Join us for a research presentation by PhD Candidate, Èva Cossette-Laneville, in conjunction with the
Toxic Life working group.
The aquaculture industry has since its infancy in the 1970s become Norway’s second largest export industry following oil and gas. Amid talks of transitioning away from oil extraction, the Blue Economy discourse is gaining traction, promoting increased production and growth in aquaculture. On a national level, the industry is thus presented as essential for securing sustainable futures thereby also sustaining a particular national imaginary—one in which aquaculture, as a ‘good’ industry, will contribute to ‘good’ coastal futures. In this presentation I ask how such a notion of the ‘good’ is infrastructured at different scales and how this infrastructuring predisposes particular ways of living along the coast. What can infrastructuring mean when articulated locally, in relation to place? Reflecting on my own research practice, I will engage with how a situated engagement may complicate and expose the contradictions that riddle discourses around sustainability transitions, emerging technologies, and extraction.
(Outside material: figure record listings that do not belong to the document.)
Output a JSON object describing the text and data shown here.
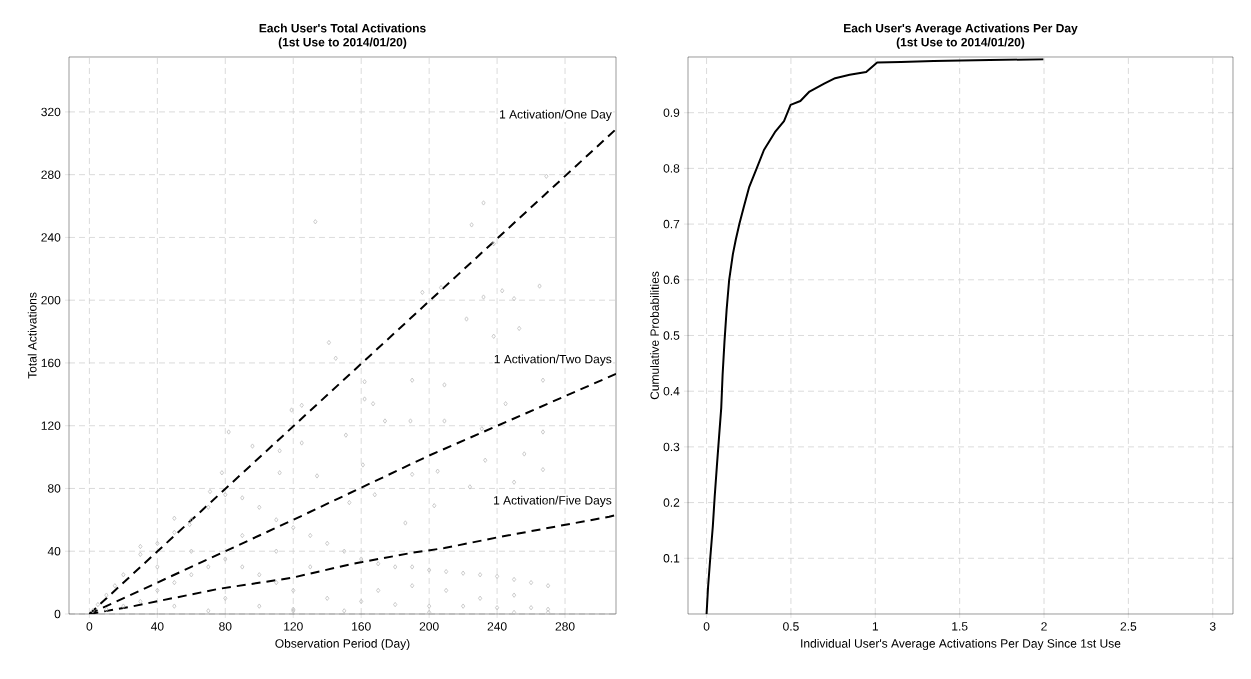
{
  "chart_data": [
    {
      "type": "scatter",
      "title": "Each User's Total Activations",
      "subtitle": "(1st Use to 2014/01/20)",
      "xlabel": "Observation Period (Day)",
      "ylabel": "Total Activations",
      "xlim": [
        -12,
        310
      ],
      "ylim": [
        0,
        355
      ],
      "xticks": [
        0,
        40,
        80,
        120,
        160,
        200,
        240,
        280
      ],
      "yticks": [
        0,
        40,
        80,
        120,
        160,
        200,
        240,
        280,
        320
      ],
      "grid": true,
      "series": [
        {
          "type": "scatter",
          "color": "#bebebe",
          "marker": "diamond",
          "x": [
            133,
            232,
            225,
            238,
            269,
            265,
            196,
            207,
            232,
            243,
            250,
            222,
            253,
            238,
            141,
            145,
            162,
            190,
            209,
            267,
            162,
            167,
            245,
            82,
            125,
            119,
            151,
            174,
            189,
            209,
            231,
            267,
            96,
            112,
            125,
            161,
            190,
            205,
            233,
            256,
            267,
            78,
            112,
            134,
            153,
            168,
            186,
            203,
            224,
            250,
            269,
            30,
            50,
            59,
            71,
            5,
            10,
            15,
            20,
            30,
            40,
            50,
            60,
            70,
            80,
            90,
            100,
            110,
            120,
            130,
            140,
            150,
            160,
            170,
            180,
            190,
            200,
            210,
            220,
            230,
            240,
            250,
            260,
            270,
            2,
            10,
            20,
            30,
            40,
            50,
            60,
            70,
            80,
            90,
            100,
            110,
            120,
            140,
            160,
            180,
            200,
            220,
            240,
            260,
            270,
            80,
            100,
            120,
            150,
            200,
            250,
            270,
            50,
            90,
            110,
            130,
            60,
            40,
            170,
            210,
            250,
            230,
            190,
            120,
            70
          ],
          "values": [
            250,
            262,
            248,
            236,
            279,
            209,
            205,
            208,
            202,
            206,
            201,
            188,
            182,
            177,
            173,
            163,
            148,
            149,
            146,
            149,
            137,
            134,
            134,
            116,
            133,
            130,
            114,
            123,
            123,
            123,
            118,
            116,
            107,
            104,
            109,
            95,
            89,
            91,
            98,
            102,
            92,
            90,
            90,
            88,
            71,
            76,
            58,
            69,
            81,
            84,
            71,
            43,
            61,
            57,
            78,
            6,
            12,
            18,
            25,
            38,
            45,
            52,
            60,
            68,
            76,
            74,
            68,
            60,
            55,
            50,
            45,
            40,
            35,
            32,
            30,
            30,
            28,
            27,
            26,
            25,
            24,
            22,
            20,
            18,
            2,
            3,
            5,
            8,
            15,
            20,
            25,
            30,
            35,
            30,
            25,
            20,
            15,
            10,
            8,
            6,
            5,
            5,
            4,
            4,
            3,
            10,
            5,
            3,
            2,
            1,
            1,
            1,
            5,
            50,
            40,
            30,
            40,
            30,
            15,
            15,
            12,
            10,
            18,
            2,
            2
          ]
        },
        {
          "type": "line",
          "color": "#000000",
          "line_style": "dashed",
          "x": [
            0,
            310
          ],
          "values": [
            0,
            309
          ]
        },
        {
          "type": "line",
          "color": "#000000",
          "line_style": "dashed",
          "x": [
            0,
            120,
            200,
            310
          ],
          "values": [
            0,
            60,
            101,
            153
          ]
        },
        {
          "type": "line",
          "color": "#000000",
          "line_style": "dashed",
          "x": [
            0,
            26,
            76,
            119,
            155,
            190,
            209,
            241,
            306,
            310
          ],
          "values": [
            0,
            5,
            16,
            23,
            32,
            39,
            42,
            49,
            62,
            63
          ]
        }
      ],
      "annotations": [
        "1 Activation/One Day",
        "1 Activation/Two Days",
        "1 Activation/Five Days"
      ]
    },
    {
      "type": "line",
      "title": "Each User's Average Activations Per Day",
      "subtitle": "(1st Use to 2014/01/20)",
      "xlabel": "Individual User's Average Activations Per Day Since 1st Use",
      "ylabel": "Cumulative Probabilities",
      "xlim": [
        -0.11,
        3.12
      ],
      "ylim": [
        0,
        1.0
      ],
      "xticks": [
        0,
        0.5,
        1,
        1.5,
        2,
        2.5,
        3
      ],
      "yticks": [
        0.1,
        0.2,
        0.3,
        0.4,
        0.5,
        0.6,
        0.7,
        0.8,
        0.9
      ],
      "grid": true,
      "series": [
        {
          "color": "#000000",
          "x": [
            0,
            0.009,
            0.022,
            0.037,
            0.048,
            0.061,
            0.074,
            0.087,
            0.095,
            0.106,
            0.119,
            0.134,
            0.156,
            0.173,
            0.195,
            0.221,
            0.253,
            0.297,
            0.34,
            0.405,
            0.459,
            0.498,
            0.556,
            0.61,
            0.697,
            0.762,
            0.848,
            0.946,
            1.011,
            1.152,
            1.346,
            1.996
          ],
          "values": [
            0,
            0.049,
            0.101,
            0.157,
            0.21,
            0.265,
            0.318,
            0.37,
            0.429,
            0.488,
            0.547,
            0.6,
            0.646,
            0.672,
            0.701,
            0.731,
            0.767,
            0.8,
            0.833,
            0.865,
            0.885,
            0.914,
            0.921,
            0.938,
            0.952,
            0.962,
            0.968,
            0.973,
            0.99,
            0.991,
            0.993,
            0.996
          ]
        }
      ]
    }
  ]
}
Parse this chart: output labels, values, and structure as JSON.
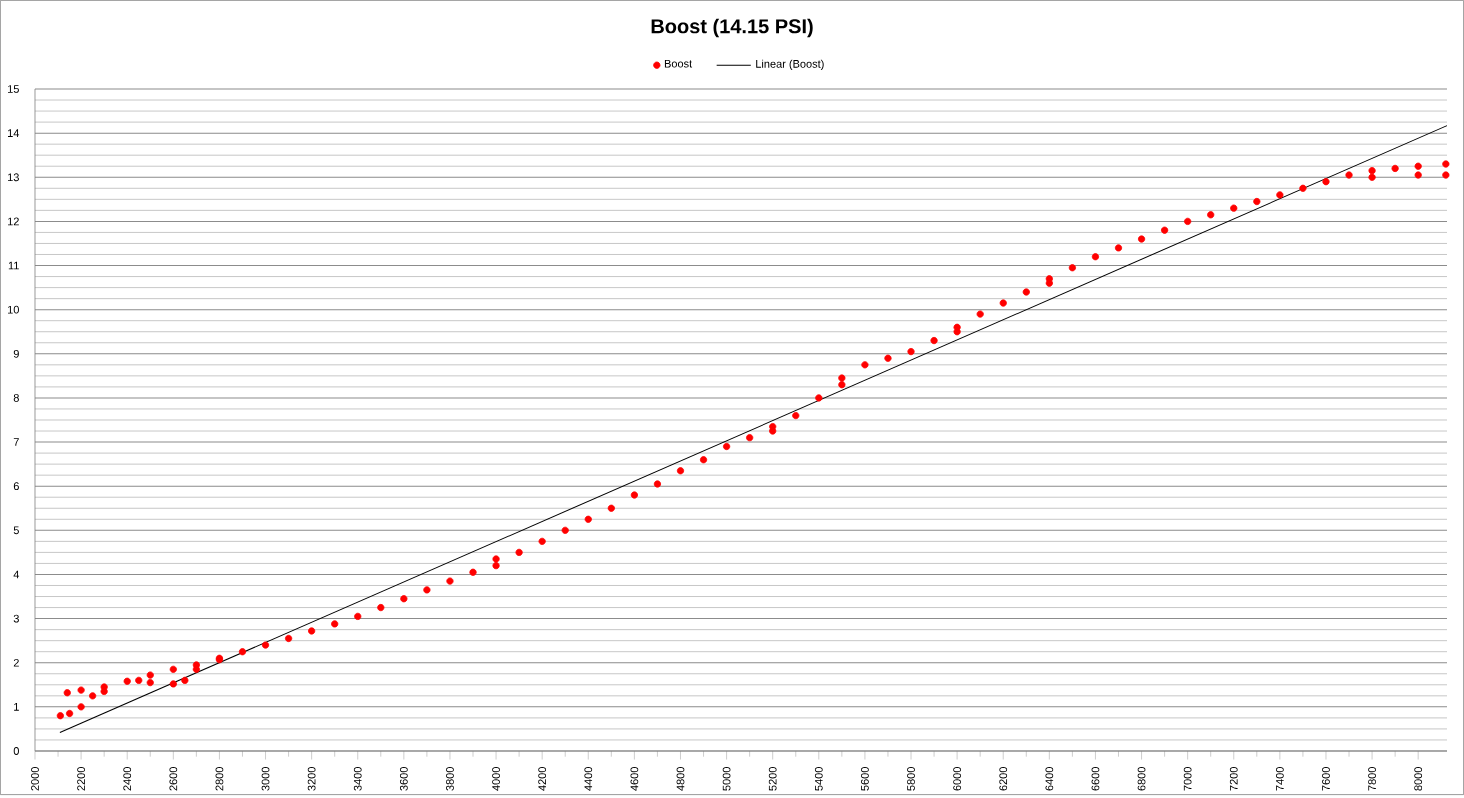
{
  "chart_data": {
    "type": "scatter",
    "title": "Boost (14.15 PSI)",
    "legend": "top",
    "grid": "y",
    "xlim": [
      2000,
      8125
    ],
    "ylim": [
      0,
      15
    ],
    "xticks": [
      2000,
      2200,
      2400,
      2600,
      2800,
      3000,
      3200,
      3400,
      3600,
      3800,
      4000,
      4200,
      4400,
      4600,
      4800,
      5000,
      5200,
      5400,
      5600,
      5800,
      6000,
      6200,
      6400,
      6600,
      6800,
      7000,
      7200,
      7400,
      7600,
      7800,
      8000
    ],
    "yticks": [
      0,
      1,
      2,
      3,
      4,
      5,
      6,
      7,
      8,
      9,
      10,
      11,
      12,
      13,
      14,
      15
    ],
    "series": [
      {
        "name": "Boost",
        "color": "#ff0000",
        "marker": "circle",
        "x": [
          2110,
          2150,
          2200,
          2250,
          2300,
          2140,
          2200,
          2300,
          2400,
          2500,
          2600,
          2700,
          2800,
          2450,
          2500,
          2600,
          2650,
          2700,
          2800,
          2900,
          3000,
          3100,
          3200,
          3300,
          3400,
          3500,
          3600,
          3700,
          3800,
          3900,
          4000,
          4000,
          4100,
          4200,
          4300,
          4400,
          4500,
          4600,
          4700,
          4800,
          4900,
          5000,
          5100,
          5200,
          5200,
          5300,
          5400,
          5500,
          5500,
          5600,
          5700,
          5800,
          5900,
          6000,
          6000,
          6100,
          6200,
          6300,
          6400,
          6400,
          6500,
          6600,
          6700,
          6800,
          6900,
          7000,
          7100,
          7200,
          7300,
          7400,
          7500,
          7600,
          7700,
          7800,
          7800,
          7900,
          8000,
          8000,
          8120,
          8120
        ],
        "values": [
          0.8,
          0.85,
          1.0,
          1.25,
          1.35,
          1.32,
          1.38,
          1.45,
          1.58,
          1.72,
          1.85,
          1.95,
          2.1,
          1.6,
          1.55,
          1.52,
          1.6,
          1.85,
          2.07,
          2.25,
          2.4,
          2.55,
          2.72,
          2.88,
          3.05,
          3.25,
          3.45,
          3.65,
          3.85,
          4.05,
          4.2,
          4.35,
          4.5,
          4.75,
          5.0,
          5.25,
          5.5,
          5.8,
          6.05,
          6.35,
          6.6,
          6.9,
          7.1,
          7.35,
          7.25,
          7.6,
          8.0,
          8.45,
          8.3,
          8.75,
          8.9,
          9.05,
          9.3,
          9.6,
          9.5,
          9.9,
          10.15,
          10.4,
          10.7,
          10.6,
          10.95,
          11.2,
          11.4,
          11.6,
          11.8,
          12.0,
          12.15,
          12.3,
          12.45,
          12.6,
          12.75,
          12.9,
          13.05,
          13.15,
          13.0,
          13.2,
          13.25,
          13.05,
          13.3,
          13.05
        ]
      },
      {
        "name": "Linear (Boost)",
        "type": "line",
        "color": "#000000",
        "marker": "none",
        "x": [
          2108,
          8125
        ],
        "values": [
          0.42,
          14.17
        ]
      }
    ]
  }
}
Èva Cossette-Laneville is a PhD candidate in Cultural Studies at UiT The Arctic University of Norway in Tromsø. Her research explores the potential implications of future developments, such as technological advancements, in the Norwegian aquaculture industry and examines how coastal communities in Northern Norway envision possible futures for both the coast and the industry. With an attention to the material and epistemic infrastructures that legitimise and enable the intensification of fish farming operations, her research engages with locally rooted imaginaries of coastal futures and how they might complicate state- and industry-led visions of sustainability in aquaculture and beyond.